In November the Deflect network served pages to many legitimate visitors interested in breaking news reported by deflected websites, and mitigated automatically some intense attacks.
During the month, Deflect served 585 million pages to 9.8 million visitors, with a slight increase of unique IPs as compared to our October statistics, suggesting a rise in the number of our legitimate visitors despite the decrease in the total number of requested resources. This is also reflected by the statistics on banned bots, which dropped from 50,323 in October to 38,740 in November.
Daily hits on the Deflect network, by country: in November, visitors of websites protected by Deflect originated from Ukraine, the USA and Turkey, closely followed by Russia, which became the second country of origin of requests on the 22 November.
Bandwidth usage by country of requesting IP: as in previous months, Ukraine and the USA are the first two countries requesting resources from deflected websites, followed by Turkey and Russia, which rises to the second position on the 22 November.
November statistics on unique visitors of websites protected by Deflect are topped by Turkey, Ukraine and the United States. On the 22 November the Russian Federation topped the statistics rising to the first position.
As in August, the peak in legitimate requests we recorded last month was linked to news from Uzbekistan, which also explains why we can clearly see a higher number of hits from a country where the internet, and most of the websites protected by Deflect, are censored for common citizens (but probably not for members of government and connected people).
Beyond the number of unique visitors and requests, here are two pie charts describing Deflect’s cache response and our visitors’ operating systems.
In November, nearly 80% of the pages we served were cached in the Deflect edges. We had to get a copy from origin web servers for less than 20% of the requests we received.
The pie chart on operating systems used by visitors of deflected websites in November shows that the trend we observed last month is unchanged: with Android at 37.03, iOS at 8.7% and Windows at 39.29%, mobile devices (45.73% total) are apparently being used as much as, if not more than PCs (43.38%) to browse sites protected by Deflect.
November attacks
In November Deflect mitigated automatically all DDoS incidents targeting our network, including one major attempt on the 15th November that didn’t last long, possibly because it was being blocked by our edges.
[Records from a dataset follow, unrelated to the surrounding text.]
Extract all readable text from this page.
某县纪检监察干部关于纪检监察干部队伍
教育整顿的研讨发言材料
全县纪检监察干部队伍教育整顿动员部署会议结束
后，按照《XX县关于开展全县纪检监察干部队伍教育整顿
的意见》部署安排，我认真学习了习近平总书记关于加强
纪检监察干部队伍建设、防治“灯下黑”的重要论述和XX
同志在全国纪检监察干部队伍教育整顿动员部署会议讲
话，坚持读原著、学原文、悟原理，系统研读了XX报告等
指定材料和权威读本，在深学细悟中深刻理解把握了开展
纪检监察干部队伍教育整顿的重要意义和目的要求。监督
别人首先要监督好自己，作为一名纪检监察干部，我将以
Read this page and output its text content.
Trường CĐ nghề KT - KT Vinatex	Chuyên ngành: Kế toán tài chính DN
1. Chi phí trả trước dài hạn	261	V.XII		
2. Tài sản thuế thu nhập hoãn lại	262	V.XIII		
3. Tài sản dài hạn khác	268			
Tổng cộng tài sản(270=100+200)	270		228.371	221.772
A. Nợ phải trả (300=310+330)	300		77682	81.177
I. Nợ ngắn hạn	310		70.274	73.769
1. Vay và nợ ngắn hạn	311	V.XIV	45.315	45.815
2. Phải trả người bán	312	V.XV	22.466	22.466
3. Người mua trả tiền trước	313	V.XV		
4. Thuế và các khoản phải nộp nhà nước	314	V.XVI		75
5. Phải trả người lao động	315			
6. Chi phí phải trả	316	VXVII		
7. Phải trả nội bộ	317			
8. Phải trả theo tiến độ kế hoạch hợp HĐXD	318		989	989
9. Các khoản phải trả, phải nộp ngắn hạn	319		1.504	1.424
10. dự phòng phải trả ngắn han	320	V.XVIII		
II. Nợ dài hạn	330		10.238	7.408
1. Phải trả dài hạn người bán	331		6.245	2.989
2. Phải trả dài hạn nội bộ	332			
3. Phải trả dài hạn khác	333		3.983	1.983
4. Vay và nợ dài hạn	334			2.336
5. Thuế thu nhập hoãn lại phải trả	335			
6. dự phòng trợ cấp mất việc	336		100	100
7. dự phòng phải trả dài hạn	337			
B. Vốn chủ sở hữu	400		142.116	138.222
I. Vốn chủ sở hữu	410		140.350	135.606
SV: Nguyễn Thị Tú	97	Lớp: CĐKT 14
Bots used in these attacks originated mostly from the US, Germany and the Russian Federation. One detail sets apart last month’s statistics from what we observed in the previous months — WordPress doesn’t appear among the most used user agents in botnets, which suggests a change in attack methods.
November stats on the countries of origin of bots are mostly unchanged in comparison to previous months. A singular detail is the “Anonymous Proxy” that can be spotted in the list of countries.
During the short but intense attack Deflect mitigated on the 15th November, what triggered the bans were mostly a user agent string that is known to be used in botnets and a high number of GET requests sent to the root directory of the targeted website.
User agents used by banned bots in November: WordPress is not one of the most frequent user agents in DDoS attacks, where we observe a prevalence of browser user agent names.